Mit abgedrehten Comic-Charme die Welt retten
Startpunkt London. Aber kein London wie wir es kennen. In dieser Welt wird alles mit Dampf betrieben. Maschinen, Waffen, Luftschiffe, Brücken, einfach alles. In einer dampfenden Welt ist es selbstverständlich nicht verwunderlich, dass die Menschheit von Aliens angegriffen wird. Oder dass die beiden Veteranen Jon und Henry auf einmal von Abraham Lincoln persönlich aufgegriffen werden um mit ihm gemeinsam die drohende Apokalypse abzuwenden. Stilistisch orientiert sich Code Name S.T.E.A.M. an alten Comics. Die Geschichte springt von Panel zu Panel und spart dabei nicht mit „Wooshs“ und „Klonks“ und bringt damit einen tollen Erzählstil. Auch die Musik ist spannend und mitreißend und der Titel-Song Ohrwurmverdächtig. Nett ist auf jeden Fall die englische Sprachausgabe, wobei man sich oft über die recht freie deutsche Übersetzung wundert. Und obwohl das alles sehr spaßig klingt, fehlt es hier Story-technisch komplett an Tiefgang. Das ganze erinnert an einen schlechten Action-Streifen der sich nicht einmal bemüht nicht komplett klischeehaft vor sich her zu dümpeln. Ein paar ernstgemeinte Lacher wird es hier wohl eher bei jüngerem Publikum geben, deren Humor Code Name S.T.E.A.M. anscheinend zu treffen versucht.

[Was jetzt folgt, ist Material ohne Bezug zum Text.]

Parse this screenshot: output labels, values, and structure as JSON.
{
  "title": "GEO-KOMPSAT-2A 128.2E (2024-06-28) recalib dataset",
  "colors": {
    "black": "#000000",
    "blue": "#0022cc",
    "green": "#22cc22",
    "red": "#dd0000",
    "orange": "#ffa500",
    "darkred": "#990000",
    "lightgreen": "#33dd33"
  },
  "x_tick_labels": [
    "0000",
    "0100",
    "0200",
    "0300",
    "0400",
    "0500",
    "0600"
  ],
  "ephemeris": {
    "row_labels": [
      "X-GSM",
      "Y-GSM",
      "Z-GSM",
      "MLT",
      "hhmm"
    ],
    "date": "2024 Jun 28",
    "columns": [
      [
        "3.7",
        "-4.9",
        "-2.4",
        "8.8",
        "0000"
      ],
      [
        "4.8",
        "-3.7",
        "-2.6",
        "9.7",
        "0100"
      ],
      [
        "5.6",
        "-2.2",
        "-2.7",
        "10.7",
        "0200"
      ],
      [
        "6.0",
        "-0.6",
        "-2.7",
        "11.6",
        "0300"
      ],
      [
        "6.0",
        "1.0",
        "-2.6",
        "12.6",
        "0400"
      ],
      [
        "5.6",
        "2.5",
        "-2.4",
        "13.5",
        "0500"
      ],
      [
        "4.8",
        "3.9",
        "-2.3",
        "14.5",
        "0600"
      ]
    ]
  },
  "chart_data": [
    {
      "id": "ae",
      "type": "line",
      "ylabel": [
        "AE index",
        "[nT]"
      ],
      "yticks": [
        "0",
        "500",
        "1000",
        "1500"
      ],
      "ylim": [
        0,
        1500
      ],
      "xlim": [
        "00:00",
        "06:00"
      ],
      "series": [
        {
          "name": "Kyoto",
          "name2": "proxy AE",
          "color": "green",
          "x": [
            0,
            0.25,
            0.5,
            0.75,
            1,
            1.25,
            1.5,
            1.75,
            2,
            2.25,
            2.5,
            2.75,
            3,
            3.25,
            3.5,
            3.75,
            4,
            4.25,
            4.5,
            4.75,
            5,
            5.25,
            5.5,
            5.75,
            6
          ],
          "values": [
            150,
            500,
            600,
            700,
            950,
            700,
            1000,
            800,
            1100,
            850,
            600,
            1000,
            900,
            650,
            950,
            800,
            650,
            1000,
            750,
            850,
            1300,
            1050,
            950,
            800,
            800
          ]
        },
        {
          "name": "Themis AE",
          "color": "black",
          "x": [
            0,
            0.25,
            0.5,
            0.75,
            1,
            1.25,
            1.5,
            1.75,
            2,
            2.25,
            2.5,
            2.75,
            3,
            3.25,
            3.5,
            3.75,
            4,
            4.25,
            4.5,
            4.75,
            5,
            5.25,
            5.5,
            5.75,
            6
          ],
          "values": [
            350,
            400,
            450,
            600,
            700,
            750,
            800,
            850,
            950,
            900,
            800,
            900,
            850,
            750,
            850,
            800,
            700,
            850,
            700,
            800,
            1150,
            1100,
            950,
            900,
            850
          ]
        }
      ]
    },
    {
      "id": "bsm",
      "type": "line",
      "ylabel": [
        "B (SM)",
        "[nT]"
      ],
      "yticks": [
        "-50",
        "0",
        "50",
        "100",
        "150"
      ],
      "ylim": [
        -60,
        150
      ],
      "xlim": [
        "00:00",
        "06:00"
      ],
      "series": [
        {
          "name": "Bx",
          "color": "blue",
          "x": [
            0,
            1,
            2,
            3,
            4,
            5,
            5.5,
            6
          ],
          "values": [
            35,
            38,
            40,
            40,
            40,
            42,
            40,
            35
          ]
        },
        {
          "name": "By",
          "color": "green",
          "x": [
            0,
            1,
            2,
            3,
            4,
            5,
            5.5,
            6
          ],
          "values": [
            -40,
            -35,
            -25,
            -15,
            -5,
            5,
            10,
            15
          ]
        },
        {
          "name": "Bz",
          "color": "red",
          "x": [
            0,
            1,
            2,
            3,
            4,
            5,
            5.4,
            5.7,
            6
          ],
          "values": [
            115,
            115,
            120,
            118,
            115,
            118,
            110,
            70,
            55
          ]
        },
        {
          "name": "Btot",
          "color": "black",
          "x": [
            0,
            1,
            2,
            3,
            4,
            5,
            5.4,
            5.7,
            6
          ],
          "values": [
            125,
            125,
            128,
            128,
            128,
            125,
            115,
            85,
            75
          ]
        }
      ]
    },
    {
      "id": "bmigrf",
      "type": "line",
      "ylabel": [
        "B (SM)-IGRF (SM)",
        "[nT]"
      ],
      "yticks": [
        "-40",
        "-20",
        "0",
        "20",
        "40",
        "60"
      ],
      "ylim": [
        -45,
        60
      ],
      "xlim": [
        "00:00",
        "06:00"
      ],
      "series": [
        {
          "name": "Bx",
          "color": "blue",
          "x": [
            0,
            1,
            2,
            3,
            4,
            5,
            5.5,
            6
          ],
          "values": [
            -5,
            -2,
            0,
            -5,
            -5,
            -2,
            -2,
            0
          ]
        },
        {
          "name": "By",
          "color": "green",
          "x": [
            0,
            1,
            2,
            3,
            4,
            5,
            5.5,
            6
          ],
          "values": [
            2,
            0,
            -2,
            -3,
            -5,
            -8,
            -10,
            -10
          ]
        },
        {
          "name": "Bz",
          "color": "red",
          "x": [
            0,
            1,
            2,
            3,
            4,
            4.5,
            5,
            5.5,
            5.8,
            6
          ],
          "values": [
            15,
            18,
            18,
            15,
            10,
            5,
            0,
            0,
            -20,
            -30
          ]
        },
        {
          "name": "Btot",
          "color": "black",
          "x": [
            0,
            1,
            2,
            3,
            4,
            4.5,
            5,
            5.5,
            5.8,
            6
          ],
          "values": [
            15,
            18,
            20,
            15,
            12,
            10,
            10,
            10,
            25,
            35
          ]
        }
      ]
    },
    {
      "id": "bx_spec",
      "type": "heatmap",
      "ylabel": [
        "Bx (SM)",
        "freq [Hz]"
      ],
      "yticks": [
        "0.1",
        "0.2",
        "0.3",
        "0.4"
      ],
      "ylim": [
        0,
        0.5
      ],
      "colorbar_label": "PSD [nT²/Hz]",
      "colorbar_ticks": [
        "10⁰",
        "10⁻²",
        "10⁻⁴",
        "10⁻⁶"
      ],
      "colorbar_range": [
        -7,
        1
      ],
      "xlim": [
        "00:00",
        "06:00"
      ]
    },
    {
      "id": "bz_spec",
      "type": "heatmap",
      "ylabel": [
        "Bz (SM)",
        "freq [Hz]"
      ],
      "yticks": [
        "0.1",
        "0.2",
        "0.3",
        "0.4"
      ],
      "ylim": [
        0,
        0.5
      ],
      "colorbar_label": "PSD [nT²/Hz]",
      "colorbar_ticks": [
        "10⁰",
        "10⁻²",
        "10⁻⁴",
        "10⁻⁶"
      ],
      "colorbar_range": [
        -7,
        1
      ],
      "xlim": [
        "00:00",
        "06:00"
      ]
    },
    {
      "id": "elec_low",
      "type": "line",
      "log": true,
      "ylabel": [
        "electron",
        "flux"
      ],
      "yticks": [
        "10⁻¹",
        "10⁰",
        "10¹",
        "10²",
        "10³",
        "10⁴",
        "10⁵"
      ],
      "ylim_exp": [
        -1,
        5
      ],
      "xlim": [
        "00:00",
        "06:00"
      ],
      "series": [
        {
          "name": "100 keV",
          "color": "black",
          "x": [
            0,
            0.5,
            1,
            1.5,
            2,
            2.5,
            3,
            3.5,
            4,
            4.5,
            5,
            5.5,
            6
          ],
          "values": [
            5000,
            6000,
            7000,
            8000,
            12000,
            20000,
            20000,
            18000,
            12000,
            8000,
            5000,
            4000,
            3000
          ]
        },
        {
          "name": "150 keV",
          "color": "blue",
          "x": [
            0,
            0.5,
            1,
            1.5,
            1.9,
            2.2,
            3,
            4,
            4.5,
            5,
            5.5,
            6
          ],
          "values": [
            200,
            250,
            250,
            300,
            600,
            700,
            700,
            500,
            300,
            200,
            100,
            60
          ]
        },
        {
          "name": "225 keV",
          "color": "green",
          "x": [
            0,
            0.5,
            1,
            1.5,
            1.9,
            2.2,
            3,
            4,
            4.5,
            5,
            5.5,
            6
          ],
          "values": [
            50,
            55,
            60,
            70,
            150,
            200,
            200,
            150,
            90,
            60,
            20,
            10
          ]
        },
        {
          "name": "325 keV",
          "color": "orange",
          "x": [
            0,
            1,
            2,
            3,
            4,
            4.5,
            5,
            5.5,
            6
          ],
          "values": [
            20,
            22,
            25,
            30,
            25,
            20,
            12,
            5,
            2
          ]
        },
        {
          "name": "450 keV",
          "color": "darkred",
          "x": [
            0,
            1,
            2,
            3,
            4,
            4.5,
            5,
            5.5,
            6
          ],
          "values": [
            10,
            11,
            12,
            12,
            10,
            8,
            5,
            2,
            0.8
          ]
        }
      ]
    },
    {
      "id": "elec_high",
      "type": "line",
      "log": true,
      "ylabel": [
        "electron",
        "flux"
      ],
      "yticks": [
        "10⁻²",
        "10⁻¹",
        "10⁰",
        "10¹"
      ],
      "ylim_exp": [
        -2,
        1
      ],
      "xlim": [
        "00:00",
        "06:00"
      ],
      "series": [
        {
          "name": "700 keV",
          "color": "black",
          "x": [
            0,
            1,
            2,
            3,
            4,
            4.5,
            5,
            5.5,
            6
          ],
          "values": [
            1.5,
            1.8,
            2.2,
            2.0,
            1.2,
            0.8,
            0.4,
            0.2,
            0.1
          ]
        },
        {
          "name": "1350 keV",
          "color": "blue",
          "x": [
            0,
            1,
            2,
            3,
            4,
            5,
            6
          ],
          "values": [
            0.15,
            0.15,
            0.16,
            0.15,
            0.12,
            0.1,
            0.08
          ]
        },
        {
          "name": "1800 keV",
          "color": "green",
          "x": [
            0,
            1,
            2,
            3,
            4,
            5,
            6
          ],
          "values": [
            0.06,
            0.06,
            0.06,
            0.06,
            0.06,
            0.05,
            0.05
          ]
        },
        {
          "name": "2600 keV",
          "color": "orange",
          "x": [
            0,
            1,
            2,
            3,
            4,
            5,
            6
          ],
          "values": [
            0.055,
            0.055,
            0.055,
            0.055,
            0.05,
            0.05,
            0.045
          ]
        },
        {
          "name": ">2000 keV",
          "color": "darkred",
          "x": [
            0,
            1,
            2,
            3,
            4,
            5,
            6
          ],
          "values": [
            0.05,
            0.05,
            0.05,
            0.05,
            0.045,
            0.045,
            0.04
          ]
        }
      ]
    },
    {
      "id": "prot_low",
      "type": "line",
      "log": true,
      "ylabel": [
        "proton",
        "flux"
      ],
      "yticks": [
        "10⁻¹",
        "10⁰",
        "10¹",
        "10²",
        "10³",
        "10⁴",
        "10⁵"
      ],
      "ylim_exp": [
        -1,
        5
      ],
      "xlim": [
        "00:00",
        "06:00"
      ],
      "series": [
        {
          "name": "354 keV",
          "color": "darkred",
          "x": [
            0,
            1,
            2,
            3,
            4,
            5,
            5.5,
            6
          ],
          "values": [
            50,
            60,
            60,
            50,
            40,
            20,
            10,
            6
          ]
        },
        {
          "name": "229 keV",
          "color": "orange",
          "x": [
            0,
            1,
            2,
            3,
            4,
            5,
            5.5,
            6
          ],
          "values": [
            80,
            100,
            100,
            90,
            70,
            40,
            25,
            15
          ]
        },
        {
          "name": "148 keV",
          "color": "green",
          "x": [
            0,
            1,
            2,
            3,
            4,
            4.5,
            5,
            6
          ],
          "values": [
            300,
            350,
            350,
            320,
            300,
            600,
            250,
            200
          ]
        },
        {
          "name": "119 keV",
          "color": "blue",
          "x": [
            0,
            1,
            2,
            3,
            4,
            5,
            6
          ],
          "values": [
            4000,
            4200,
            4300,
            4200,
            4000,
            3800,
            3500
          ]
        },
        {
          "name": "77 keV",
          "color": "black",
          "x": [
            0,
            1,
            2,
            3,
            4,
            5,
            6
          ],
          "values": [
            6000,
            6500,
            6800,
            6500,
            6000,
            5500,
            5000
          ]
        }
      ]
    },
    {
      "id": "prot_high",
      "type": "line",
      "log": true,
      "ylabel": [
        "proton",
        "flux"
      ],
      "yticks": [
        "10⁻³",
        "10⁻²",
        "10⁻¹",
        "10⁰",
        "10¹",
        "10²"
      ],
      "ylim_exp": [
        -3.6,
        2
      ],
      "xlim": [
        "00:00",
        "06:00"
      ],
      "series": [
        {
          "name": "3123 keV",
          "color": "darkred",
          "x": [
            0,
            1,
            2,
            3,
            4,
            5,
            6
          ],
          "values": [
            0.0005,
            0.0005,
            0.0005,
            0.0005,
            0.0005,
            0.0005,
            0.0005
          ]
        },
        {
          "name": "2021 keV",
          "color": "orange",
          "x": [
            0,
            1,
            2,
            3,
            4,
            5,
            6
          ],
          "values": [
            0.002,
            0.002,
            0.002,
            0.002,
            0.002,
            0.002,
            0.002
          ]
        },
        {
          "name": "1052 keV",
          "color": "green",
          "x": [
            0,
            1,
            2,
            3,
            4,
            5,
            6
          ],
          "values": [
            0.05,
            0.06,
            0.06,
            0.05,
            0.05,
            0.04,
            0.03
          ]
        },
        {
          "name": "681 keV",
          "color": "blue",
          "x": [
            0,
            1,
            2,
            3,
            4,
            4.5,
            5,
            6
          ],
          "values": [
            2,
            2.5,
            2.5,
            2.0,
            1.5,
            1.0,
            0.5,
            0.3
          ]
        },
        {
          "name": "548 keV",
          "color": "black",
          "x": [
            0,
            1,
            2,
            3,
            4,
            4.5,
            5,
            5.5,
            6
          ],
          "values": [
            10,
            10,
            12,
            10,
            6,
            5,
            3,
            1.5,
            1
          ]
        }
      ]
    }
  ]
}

Alles wird mit Dampf gemacht!
Man sollte sich von der Story aber nicht demoralisieren lassen. Worum es nämlich wirklich geht, ist das Gameplay und das macht definitiv extrem viel Spaß! Mit bis zu vier Charakteren gleichzeitig findet man sich auf den unterschiedlichen Gebietskarten wieder und muss sich den Aliens stellen. Hinter Kisten und Barrikaden kann man sich vor dem feindlichen Feuer verstecken um selbst das ein oder andere mal hervorzukommen und ein Alien abzuschießen. Auf Blut und ähnliches wird hier aber zum Glück verzichtet. Ein abgeschossenes Alien wird lediglich zu Eis und zerspringt dann in Tausend Teile. In Code Name S.T.E.A.M. läuft alles über Dampf. Jede Aktion kostet ein bisschen davon. Laufen, Kisten zerstören (um Items und Münzen zu finden) und natürlich Schüsse auf Aliens verbrauchen allesamt Dampf. Dabei ist es von der ausgerüsteten Waffe abhängig, wie viel Dampf pro Schuss verpulvert wird. Während seines eigenen Spielzugs kann man beliebig zwischen seinen Charakteren hin und her wechseln. Der Zug ist erst dann vorbei, wenn kein Charakter mehr Dampf zur Verfügung hat. Wie bei jedem Taktik-Spiel kommt es darauf an, gut zu planen und mit Weitsicht ins Ziel zu kommen. Dazu gehört auch, dass man ab und zu ein bisschen Dampf aufspart. Denn hat man am Ende des Spielzugs noch genug für einen Schuss übrig, geht der Charakter in den Overwatch-Modus, in dem er im Zug der Aliens einen Schuss als Verteidigung übrig hat. Und den Zug der Aliens sollte man nicht unterschätzen. Aus der Perspektive seiner eigenen Spielfiguren kann man sehen, wie die Aliens langsam vorrücken. Manchmal sind die Aliens aber auch so weit weg, dass man überhaupt nichts sieht. Dann bietet sich der Vorspul-Button an, der nach dem ersten Update verfügbar ist und den Vormarsch der Aliens im Zeitraffer wiedergibt.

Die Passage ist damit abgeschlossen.